Brace ended up in Connecticut after being enslaved on an English trade ship in Barbados that engaged in skirmishes during the Seven Years' War. He was sold to a New England ship captain, and then auctioned off several other times, the final time to widow Mary Stiles in Woodbury, Conn., who sent him to school and taught him to read.

He later enlisted in the Revolutionary War with her sons and fought for five years, eventually earning his freedom in 1783 and moving to Vermont.

"I enjoyed the pleasures of a freeman; my food was sweet, my labor pleasure: and one bright gleam of life seemed to shine upon me," he wrote.

He worked for a tavern keeper in Dorset, where he met his wife, Susannah Dublin, a widow and former slave. But life in Vermont was a constant challenge, Winter said.

They lived in Manchester for a time, but the town indentured his wife's two children to work in different households. It was a common practice for poor people who could not support their children, but in this case: "The complaint amounted to this: that I was a black man," Brace said.

The family returned to land Brace had bought in Poultney.

He cleared fields and grew crops but endured constant confrontations with a neighbor over land, crops and livestock. Fearing his children could be indentured again, he moved the family twice more.

Brace became blind in his old age but says he felt it was his duty to publish his memoirs — "that all may see how poor Africans have been and perhaps now are abused by a Christian and enlightened people."

He was helped by a white abolitionist lawyer, Benjamin Prentiss, who wrote down his story, adding his own research and interpretations.

Winter, a professor at the University of Buffalo, found one of the original copies published in 1810 in the special collections library at the University of Vermont, where she used to teach.

In Poultney, John Nassivera, a Green Mountain College professor took a special interest in Brace after Winter gave a talk on him.
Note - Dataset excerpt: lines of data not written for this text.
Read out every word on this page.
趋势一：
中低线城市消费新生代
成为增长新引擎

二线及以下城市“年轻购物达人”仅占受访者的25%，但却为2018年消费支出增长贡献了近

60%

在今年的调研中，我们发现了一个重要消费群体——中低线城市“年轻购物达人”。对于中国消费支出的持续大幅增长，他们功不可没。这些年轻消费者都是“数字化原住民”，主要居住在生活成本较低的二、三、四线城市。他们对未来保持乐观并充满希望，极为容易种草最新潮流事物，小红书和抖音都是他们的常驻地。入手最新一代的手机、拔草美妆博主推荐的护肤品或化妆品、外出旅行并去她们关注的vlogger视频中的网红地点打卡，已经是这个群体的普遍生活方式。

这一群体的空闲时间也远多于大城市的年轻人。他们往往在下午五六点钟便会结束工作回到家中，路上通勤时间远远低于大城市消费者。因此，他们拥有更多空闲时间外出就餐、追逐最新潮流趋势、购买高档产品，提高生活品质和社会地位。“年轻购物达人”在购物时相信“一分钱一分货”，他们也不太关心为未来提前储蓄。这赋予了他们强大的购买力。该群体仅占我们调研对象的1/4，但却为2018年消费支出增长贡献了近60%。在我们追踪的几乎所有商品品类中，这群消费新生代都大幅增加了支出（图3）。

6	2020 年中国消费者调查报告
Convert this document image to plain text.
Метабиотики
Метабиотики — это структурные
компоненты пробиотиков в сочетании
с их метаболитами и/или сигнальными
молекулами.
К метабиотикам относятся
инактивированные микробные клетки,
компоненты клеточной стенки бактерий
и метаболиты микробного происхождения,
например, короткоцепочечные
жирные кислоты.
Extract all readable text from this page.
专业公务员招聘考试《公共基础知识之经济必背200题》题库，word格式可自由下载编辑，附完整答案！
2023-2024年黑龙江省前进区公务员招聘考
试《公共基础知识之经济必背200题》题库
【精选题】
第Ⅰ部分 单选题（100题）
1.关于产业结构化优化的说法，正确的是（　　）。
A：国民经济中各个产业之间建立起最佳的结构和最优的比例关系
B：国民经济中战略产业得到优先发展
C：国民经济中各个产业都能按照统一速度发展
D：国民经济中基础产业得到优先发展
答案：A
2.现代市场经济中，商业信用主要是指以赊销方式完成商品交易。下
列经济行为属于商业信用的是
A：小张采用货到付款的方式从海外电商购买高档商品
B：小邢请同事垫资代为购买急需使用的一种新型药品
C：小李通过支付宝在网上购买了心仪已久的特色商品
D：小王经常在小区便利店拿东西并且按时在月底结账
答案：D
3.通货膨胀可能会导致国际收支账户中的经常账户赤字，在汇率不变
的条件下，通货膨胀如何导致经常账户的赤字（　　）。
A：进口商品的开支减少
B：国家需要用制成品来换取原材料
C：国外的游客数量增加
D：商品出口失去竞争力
He wrote a play based on the book and urged the school's African-American Club to take up the cause. They worked with the Poultney Historical Society and Vermont Division of Historic Preservation to have a marker made honoring Brace's life.

For Brace's descendants, who didn't know of their ancestor until the memoir was published or they were contacted by Winter, their heritage is something to be proud of.

James Brace, who's white and lives in St. Albans, calls his ancestor a hero.

Rhonda Brace, whose grandfather and an uncle are named Jeffrey, realizes they're one of few African-American families who can trace their ancestry to a particular slave.

It gives new meaning to being African-American, she said.

She said she still pinches herself that something of this magnitude — the memoir — was found. The interest in it in Vermont has been phenomenal, she said.

"I've always felt that Jeffrey Brace would really come to life when a lot of people would participate in reclaiming his memory," Winter said.